Le projet d’installation d’une base sur la Lune est porté par plusieurs pays dans le monde, comme les États-Unis, le Japon, le Canada, la Russie et la France. Tous sont unis au sein d’une coopération internationale, avec un même objectif : aller sur Mars d’ici 25 ans.
« Si la France veut espérer envoyer un jour un astronaute sur la Lune au sein de cette base, ou dans une mission en direction de Mars, il faut forcément qu’elle montre qu’elle participe à la coopération internationale », précise Alexis Paillet.
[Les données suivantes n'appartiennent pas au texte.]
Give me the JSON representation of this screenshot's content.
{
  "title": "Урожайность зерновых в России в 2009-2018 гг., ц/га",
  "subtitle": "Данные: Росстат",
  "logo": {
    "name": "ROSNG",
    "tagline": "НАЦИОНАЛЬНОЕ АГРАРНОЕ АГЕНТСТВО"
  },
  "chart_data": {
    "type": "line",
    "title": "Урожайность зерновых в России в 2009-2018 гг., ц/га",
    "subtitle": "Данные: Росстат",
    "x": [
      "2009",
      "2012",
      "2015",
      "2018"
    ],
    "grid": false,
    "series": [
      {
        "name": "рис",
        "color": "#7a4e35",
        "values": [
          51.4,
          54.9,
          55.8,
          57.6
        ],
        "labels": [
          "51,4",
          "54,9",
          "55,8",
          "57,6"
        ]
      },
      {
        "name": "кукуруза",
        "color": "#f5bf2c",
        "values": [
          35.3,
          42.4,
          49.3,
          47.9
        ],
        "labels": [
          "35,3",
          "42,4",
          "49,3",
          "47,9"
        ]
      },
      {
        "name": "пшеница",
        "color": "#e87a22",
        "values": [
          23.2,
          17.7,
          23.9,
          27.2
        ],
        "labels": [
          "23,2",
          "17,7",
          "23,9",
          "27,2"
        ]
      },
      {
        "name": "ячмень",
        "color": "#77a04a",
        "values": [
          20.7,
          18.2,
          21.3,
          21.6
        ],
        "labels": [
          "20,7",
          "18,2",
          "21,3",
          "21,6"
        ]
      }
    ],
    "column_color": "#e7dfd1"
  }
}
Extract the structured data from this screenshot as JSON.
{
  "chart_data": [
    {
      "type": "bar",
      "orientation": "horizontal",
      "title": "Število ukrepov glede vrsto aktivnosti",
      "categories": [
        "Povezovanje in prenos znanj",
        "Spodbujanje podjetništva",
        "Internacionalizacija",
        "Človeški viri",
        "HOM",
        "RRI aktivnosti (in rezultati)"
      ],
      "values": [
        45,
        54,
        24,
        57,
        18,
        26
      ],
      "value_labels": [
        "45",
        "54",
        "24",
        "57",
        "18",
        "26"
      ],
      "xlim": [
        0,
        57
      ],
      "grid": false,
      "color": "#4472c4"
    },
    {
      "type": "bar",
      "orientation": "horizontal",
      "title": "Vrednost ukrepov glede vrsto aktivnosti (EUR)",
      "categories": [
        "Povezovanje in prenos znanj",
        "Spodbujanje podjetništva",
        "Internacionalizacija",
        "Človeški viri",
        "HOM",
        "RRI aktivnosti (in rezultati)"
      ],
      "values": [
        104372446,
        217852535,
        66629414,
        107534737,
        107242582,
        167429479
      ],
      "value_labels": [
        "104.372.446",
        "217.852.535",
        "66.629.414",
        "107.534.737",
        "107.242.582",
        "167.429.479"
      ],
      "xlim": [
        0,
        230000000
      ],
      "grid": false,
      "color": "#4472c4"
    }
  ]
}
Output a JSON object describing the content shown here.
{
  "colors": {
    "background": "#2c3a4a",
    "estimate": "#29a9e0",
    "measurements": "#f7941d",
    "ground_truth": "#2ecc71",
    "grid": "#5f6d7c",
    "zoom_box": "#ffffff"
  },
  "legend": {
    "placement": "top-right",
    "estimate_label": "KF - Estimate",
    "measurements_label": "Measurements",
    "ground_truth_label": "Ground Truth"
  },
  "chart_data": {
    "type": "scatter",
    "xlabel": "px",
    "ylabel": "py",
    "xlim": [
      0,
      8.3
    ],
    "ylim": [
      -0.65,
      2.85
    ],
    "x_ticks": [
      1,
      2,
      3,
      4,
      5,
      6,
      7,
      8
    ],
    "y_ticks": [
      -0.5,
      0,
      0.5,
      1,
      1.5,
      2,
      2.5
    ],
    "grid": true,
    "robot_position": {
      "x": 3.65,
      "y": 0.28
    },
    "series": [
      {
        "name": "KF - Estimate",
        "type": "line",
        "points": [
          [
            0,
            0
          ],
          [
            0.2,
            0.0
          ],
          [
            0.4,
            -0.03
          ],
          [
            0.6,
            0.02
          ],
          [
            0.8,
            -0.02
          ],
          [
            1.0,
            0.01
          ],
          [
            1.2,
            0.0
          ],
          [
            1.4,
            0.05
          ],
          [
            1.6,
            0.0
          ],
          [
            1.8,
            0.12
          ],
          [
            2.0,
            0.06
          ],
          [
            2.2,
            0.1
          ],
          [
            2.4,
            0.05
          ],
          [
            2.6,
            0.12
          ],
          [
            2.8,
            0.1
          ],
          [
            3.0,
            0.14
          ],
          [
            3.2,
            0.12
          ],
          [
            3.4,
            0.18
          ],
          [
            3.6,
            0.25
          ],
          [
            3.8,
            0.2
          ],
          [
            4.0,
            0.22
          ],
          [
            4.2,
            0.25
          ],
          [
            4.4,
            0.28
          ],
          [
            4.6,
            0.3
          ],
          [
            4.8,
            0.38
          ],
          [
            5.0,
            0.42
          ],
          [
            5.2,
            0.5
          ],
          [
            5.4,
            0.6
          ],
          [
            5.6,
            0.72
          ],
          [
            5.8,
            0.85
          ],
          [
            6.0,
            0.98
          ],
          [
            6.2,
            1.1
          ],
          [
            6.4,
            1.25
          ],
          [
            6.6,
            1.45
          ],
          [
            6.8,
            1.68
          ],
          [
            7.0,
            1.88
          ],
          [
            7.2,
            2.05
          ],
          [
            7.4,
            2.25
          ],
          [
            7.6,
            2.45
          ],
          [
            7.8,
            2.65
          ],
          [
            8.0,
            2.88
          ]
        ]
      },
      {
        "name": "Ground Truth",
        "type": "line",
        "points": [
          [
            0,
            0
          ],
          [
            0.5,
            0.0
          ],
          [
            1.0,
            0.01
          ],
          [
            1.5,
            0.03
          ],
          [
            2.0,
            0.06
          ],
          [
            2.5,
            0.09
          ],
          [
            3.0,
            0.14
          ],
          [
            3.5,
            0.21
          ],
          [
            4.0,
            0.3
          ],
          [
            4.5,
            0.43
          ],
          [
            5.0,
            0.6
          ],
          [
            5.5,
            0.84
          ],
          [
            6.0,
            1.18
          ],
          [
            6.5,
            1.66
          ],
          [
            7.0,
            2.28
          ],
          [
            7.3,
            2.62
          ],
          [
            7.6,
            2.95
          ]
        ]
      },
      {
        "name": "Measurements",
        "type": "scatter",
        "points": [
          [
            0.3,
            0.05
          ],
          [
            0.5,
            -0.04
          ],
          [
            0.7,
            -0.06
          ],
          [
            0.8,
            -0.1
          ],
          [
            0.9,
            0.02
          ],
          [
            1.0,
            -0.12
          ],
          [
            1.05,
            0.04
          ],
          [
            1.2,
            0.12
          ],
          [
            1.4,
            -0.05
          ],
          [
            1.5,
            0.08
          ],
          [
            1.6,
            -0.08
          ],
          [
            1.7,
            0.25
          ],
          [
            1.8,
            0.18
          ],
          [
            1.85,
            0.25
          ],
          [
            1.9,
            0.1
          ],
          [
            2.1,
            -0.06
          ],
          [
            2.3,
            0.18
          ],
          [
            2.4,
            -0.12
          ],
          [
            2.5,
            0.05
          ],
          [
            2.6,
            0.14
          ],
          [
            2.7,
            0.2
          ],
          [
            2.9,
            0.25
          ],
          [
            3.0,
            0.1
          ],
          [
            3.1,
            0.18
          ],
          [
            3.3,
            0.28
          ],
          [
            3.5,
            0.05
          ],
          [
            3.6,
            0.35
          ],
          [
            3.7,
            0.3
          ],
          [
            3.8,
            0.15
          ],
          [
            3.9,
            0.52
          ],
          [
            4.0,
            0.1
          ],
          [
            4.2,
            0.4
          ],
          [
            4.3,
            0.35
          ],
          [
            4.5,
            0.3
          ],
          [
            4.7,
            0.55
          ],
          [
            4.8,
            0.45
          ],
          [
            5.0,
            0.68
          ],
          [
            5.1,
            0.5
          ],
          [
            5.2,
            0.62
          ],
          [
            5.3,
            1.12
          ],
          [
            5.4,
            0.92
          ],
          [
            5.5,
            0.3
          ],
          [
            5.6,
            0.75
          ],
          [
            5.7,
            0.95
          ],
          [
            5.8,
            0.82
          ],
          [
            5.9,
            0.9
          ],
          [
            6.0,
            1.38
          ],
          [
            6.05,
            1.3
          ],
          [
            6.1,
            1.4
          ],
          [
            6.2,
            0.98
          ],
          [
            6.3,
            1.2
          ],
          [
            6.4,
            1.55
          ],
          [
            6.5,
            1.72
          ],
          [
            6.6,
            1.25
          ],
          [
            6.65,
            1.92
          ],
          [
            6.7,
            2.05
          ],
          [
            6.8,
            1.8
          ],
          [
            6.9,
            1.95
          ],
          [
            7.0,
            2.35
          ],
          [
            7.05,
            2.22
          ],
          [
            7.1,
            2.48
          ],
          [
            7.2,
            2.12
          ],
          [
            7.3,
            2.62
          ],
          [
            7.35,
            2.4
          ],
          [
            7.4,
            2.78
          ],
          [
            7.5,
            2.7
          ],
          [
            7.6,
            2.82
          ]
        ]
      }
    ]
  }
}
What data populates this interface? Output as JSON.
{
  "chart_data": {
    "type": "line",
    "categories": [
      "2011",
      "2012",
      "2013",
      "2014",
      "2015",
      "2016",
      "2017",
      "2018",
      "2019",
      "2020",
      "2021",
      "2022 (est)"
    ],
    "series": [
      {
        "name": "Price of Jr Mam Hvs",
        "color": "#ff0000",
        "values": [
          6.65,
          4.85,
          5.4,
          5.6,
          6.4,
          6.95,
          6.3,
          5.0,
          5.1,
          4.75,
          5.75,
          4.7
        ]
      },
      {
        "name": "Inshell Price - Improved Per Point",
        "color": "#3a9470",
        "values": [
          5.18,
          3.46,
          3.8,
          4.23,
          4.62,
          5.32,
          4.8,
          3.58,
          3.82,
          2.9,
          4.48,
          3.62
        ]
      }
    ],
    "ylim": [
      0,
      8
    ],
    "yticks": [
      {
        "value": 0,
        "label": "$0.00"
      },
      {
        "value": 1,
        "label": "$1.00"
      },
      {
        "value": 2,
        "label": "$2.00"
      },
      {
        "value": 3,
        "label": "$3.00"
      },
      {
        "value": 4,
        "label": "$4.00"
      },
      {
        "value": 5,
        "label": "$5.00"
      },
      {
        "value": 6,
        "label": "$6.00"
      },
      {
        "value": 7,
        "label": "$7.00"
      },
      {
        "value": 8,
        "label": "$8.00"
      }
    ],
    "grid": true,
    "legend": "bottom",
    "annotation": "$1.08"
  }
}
L’une des pierres à cet édifice : c’est justement l’alimentation.
Mais attention, la France n’est pas la seule à tenter d’imaginer ce que sera l’alimentation sur la Lune. « Les États-Unis et le Canada y réfléchissent aussi. Au sein de la coopération internationale, nous faisons des recherches ensemble, mais nous sommes aussi en concurrence pour trouver la technologie la plus adaptée au projet », prévient Alexis Paillet. L’une des technologies sélectionnées pour aller sur la Lune pourrait ainsi être la biomebox.